Around three months ago I really started to see results—all the training I had been doing started to shine through.
But what really started to change was how empowered I felt. I felt (and still feel) strong, energized, and consistent thanks directly to training and lifting weights. While my goals started as physical ones, it's become more about proving to myself that I'm capable of a goal that takes a lot of time and energy.
Learning to push myself really hard and knowing I can always improve has shaped who I am today in a big way, and fitness taught me that. I've lived a life filled with low self-esteem, lack of self-love, struggling to bounce back from rejection, and only feeling worthy when someone else loves me or pays attention to me. These things don't just disappear, but working on my strength and health has had a huge impact on my self love.

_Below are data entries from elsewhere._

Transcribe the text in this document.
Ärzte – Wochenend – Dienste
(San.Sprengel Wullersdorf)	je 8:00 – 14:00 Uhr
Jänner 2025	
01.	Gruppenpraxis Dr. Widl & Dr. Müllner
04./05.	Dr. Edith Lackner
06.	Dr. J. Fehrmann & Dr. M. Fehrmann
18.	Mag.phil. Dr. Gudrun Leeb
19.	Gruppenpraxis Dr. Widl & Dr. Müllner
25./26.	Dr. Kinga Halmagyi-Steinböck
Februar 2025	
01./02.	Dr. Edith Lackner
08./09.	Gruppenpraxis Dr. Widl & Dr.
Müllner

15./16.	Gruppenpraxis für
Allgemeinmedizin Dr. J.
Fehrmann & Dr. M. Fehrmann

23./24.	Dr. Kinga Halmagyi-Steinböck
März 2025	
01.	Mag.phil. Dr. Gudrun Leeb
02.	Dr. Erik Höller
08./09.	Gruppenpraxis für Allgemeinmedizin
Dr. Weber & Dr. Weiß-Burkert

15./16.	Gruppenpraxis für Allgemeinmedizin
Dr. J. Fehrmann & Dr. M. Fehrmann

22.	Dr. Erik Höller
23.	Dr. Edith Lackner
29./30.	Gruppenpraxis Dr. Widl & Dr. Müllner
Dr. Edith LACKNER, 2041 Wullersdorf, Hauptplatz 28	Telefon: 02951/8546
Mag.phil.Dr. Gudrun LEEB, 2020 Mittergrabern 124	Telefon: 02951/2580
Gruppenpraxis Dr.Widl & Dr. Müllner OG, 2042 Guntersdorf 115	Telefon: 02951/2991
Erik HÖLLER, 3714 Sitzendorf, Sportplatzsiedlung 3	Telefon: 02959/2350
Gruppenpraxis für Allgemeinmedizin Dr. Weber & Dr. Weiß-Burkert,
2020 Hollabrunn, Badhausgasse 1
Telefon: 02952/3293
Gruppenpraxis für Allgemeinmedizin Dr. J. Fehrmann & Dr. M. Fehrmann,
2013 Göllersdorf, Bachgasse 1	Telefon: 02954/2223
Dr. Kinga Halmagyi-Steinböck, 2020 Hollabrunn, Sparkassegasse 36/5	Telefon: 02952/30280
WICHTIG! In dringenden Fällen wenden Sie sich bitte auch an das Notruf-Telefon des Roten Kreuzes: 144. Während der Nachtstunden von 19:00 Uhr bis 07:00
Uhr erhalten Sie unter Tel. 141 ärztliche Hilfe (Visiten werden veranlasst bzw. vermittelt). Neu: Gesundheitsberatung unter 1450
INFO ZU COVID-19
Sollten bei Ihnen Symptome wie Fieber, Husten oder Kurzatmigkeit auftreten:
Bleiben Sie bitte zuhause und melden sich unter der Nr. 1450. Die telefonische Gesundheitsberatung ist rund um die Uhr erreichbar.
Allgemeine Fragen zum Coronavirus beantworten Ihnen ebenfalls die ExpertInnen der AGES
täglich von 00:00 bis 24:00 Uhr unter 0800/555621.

I didn't even realize it for a while, but when I was faced with some pretty hard life changes recently, I approached them like a badass—and I have no doubt that's because I’ve learned how much I’m capable of withstanding in the gym.
SOPHIE’S NUMBER-ONE TIP
Stop aiming for perfection. Being “healthy” is not just about eating clean foods and cutting out everything “bad” like drinking and late-night snacking. That helps, but what’s truly important is striking a balance and enjoying spontaneity. I can get really rigid and inflexible with my routine and it can put a lot of pressure on all of the other aspects of my life. Identifying this and re-framing my perception of what it means to be healthy is something I’m constantly working on and will forever be evolving with me, but it’s something that really helps me feel fulfilled at the end of the day.